Regardless of the place her profession takes her, she says Kyoto is her house. It’s the place the place she was born and the place she was meant to be. In her artwork, she typically returns to the lotus flower, which is a maternal tribute to life, love, fertility and peace. A spiritual image, it typically sits on the foot of Buddhist statues.
“As a plant, additionally it is an historic species, the seeds dwell for 1000’s of years however bloom for a restricted time, solely 4 mornings. And it blooms bigger flowers in muddy water fairly than clear water,” she explains, including that she’s drawn to its everlasting, magical nature, which persistently demonstrates each energy and fragility. “It is sort of a human’s lifestyle. That’s the reason I selected the lotus as a motif, and specific the transition from leaves to flowers to fruit as a human life,” she says.
Akiko Noda
Masaru Yutani
Seasons are sometimes an inspiration for Noda. “One of the best is when Kyoto is coloured with vivid autumn leaves,” she enthuses.

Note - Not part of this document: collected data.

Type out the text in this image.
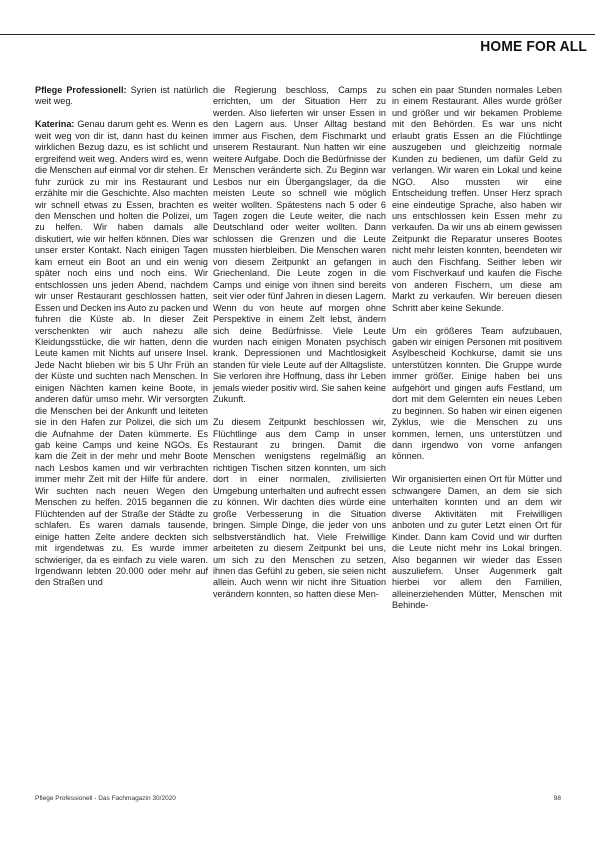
HOME FOR ALL

Pflege Professionell: Syrien ist natürlich weit weg.

Katerina: Genau darum geht es. Wenn es weit weg von dir ist, dann hast du keinen wirklichen Bezug dazu, es ist schlicht und ergreifend weit weg. Anders wird es, wenn die Menschen auf einmal vor dir stehen. Er fuhr zurück zu mir ins Restaurant und erzählte mir die Geschichte. Also machten wir schnell etwas zu Essen, brachten es den Menschen und holten die Polizei, um zu helfen. Wir haben damals alle diskutiert, wie wir helfen können. Dies war unser erster Kontakt. Nach einigen Tagen kam erneut ein Boot an und ein wenig später noch eins und noch eins. Wir entschlossen uns jeden Abend, nachdem wir unser Restaurant geschlossen hatten, Essen und Decken ins Auto zu packen und fuhren die Küste ab. In dieser Zeit verschenkten wir auch nahezu alle Kleidungsstücke, die wir hatten, denn die Leute kamen mit Nichts auf unsere Insel. Jede Nacht blieben wir bis 5 Uhr Früh an der Küste und suchten nach Menschen. In einigen Nächten kamen keine Boote, in anderen dafür umso mehr. Wir versorgten die Menschen bei der Ankunft und leiteten sie in den Hafen zur Polizei, die sich um die Aufnahme der Daten kümmerte. Es gab keine Camps und keine NGOs. Es kam die Zeit in der mehr und mehr Boote nach Lesbos kamen und wir verbrachten immer mehr Zeit mit der Hilfe für andere. Wir suchten nach neuen Wegen den Menschen zu helfen. 2015 begannen die Flüchtenden auf der Straße der Städte zu schlafen. Es waren damals tausende, einige hatten Zelte andere deckten sich mit irgendetwas zu. Es wurde immer schwieriger, da es einfach zu viele waren. Irgendwann lebten 20.000 oder mehr auf den Straßen und

die Regierung beschloss, Camps zu errichten, um der Situation Herr zu werden. Also lieferten wir unser Essen in den Lagern aus. Unser Alltag bestand immer aus Fischen, dem Fischmarkt und unserem Restaurant. Nun hatten wir eine weitere Aufgabe. Doch die Bedürfnisse der Menschen veränderte sich. Zu Beginn war Lesbos nur ein Übergangslager, da die meisten Leute so schnell wie möglich weiter wollten. Spätestens nach 5 oder 6 Tagen zogen die Leute weiter, die nach Deutschland oder weiter wollten. Dann schlossen die Grenzen und die Leute mussten hierbleiben. Die Menschen waren von diesem Zeitpunkt an gefangen in Griechenland. Die Leute zogen in die Camps und einige von ihnen sind bereits seit vier oder fünf Jahren in diesen Lagern. Wenn du von heute auf morgen ohne Perspektive in einem Zelt lebst, ändern sich deine Bedürfnisse. Viele Leute wurden nach einigen Monaten psychisch krank. Depressionen und Machtlosigkeit standen für viele Leute auf der Alltagsliste. Sie verloren ihre Hoffnung, dass ihr Leben jemals wieder positiv wird. Sie sahen keine Zukunft.

Zu diesem Zeitpunkt beschlossen wir, Flüchtlinge aus dem Camp in unser Restaurant zu bringen. Damit die Menschen wenigstens regelmäßig an richtigen Tischen sitzen konnten, um sich dort in einer normalen, zivilisierten Umgebung unterhalten und aufrecht essen zu können. Wir dachten dies würde eine große Verbesserung in die Situation bringen. Simple Dinge, die jeder von uns selbstverständlich hat. Viele Freiwillige arbeiteten zu diesem Zeitpunkt bei uns, um sich zu den Menschen zu setzen, ihnen das Gefühl zu geben, sie seien nicht allein. Auch wenn wir nicht ihre Situation verändern konnten, so hatten diese Men-

schen ein paar Stunden normales Leben in einem Restaurant. Alles wurde größer und größer und wir bekamen Probleme mit den Behörden. Es war uns nicht erlaubt gratis Essen an die Flüchtlinge auszugeben und gleichzeitig normale Kunden zu bedienen, um dafür Geld zu verlangen. Wir waren ein Lokal und keine NGO. Also mussten wir eine Entscheidung treffen. Unser Herz sprach eine eindeutige Sprache, also haben wir uns entschlossen kein Essen mehr zu verkaufen. Da wir uns ab einem gewissen Zeitpunkt die Reparatur unseres Bootes nicht mehr leisten konnten, beendeten wir auch den Fischfang. Seither leben wir vom Fischverkauf und kaufen die Fische von anderen Fischern, um diese am Markt zu verkaufen. Wir bereuen diesen Schritt aber keine Sekunde.

Um ein größeres Team aufzubauen, gaben wir einigen Personen mit positivem Asylbescheid Kochkurse, damit sie uns unterstützen konnten. Die Gruppe wurde immer größer. Einige haben bei uns aufgehört und gingen aufs Festland, um dort mit dem Gelernten ein neues Leben zu beginnen. So haben wir einen eigenen Zyklus, wie die Menschen zu uns kommen, lernen, uns unterstützen und dann irgendwo von vorne anfangen können.

Wir organisierten einen Ort für Mütter und schwangere Damen, an dem sie sich unterhalten konnten und an dem wir diverse Aktivitäten mit Freiwilligen anboten und zu guter Letzt einen Ort für Kinder. Dann kam Covid und wir durften die Leute nicht mehr ins Lokal bringen. Also begannen wir wieder das Essen auszuliefern. Unser Augenmerk galt hierbei vor allem den Familien, alleinerziehenden Mütter, Menschen mit Behinde-

Pflege Professionell - Das Fachmagazin 30/2020	98
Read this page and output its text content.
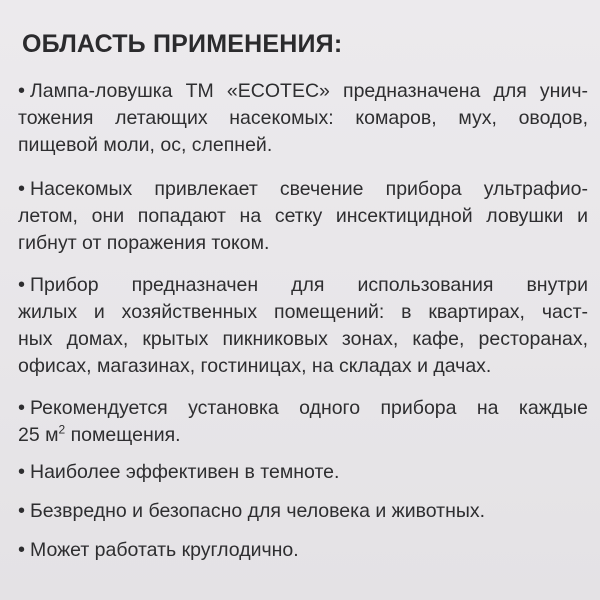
ОБЛАСТЬ ПРИМЕНЕНИЯ:
• Лампа-ловушка ТМ «ECOTEC» предназначена для унич-
тожения летающих насекомых: комаров, мух, оводов,
пищевой моли, ос, слепней.
• Насекомых привлекает свечение прибора ультрафио-
летом, они попадают на сетку инсектицидной ловушки и
гибнут от поражения током.
• Прибор предназначен для использования внутри
жилых и хозяйственных помещений: в квартирах, част-
ных домах, крытых пикниковых зонах, кафе, ресторанах,
офисах, магазинах, гостиницах, на складах и дачах.
• Рекомендуется установка одного прибора на каждые
25 $м^2$ помещения.
• Наиболее эффективен в темноте.
• Безвредно и безопасно для человека и животных.
• Может работать круглодично.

“I want to specific respect for nature, transition and the spirit of Zen with the theme of autumn leaves and moon viewing, which have been loved by Japanese folks since historic occasions in autumn,” she says, recalling a solo exhibition in 2017 during which she created a glass backyard contained in the Entokuin temple, a part of the Kodaiji Temple advanced, a shrine to Zen Buddhism. It’s additionally the burial website of Toyotomi Hideyoshi, one of many nation’s best samurai generals from the sixteenth century who is named the “Nice Unifier” of Japan.
“I put in my giant works in a dry panorama backyard, like a petal floating on the water,” she provides.
She’s gearing up for one more exhibition on the Kodaiji Entokuin temple from Oct. 9 to Dec. 14. In Might 2026, she’ll stage a solo exhibition on the Daimaru artwork gallery in Tokyo Station.
She additionally has her eye on a set devoted to water and its wonders.
“Sooner or later I want to float my works on water and create an set up exhibition the place the shadows of the glass works are projected on the water’s floor.”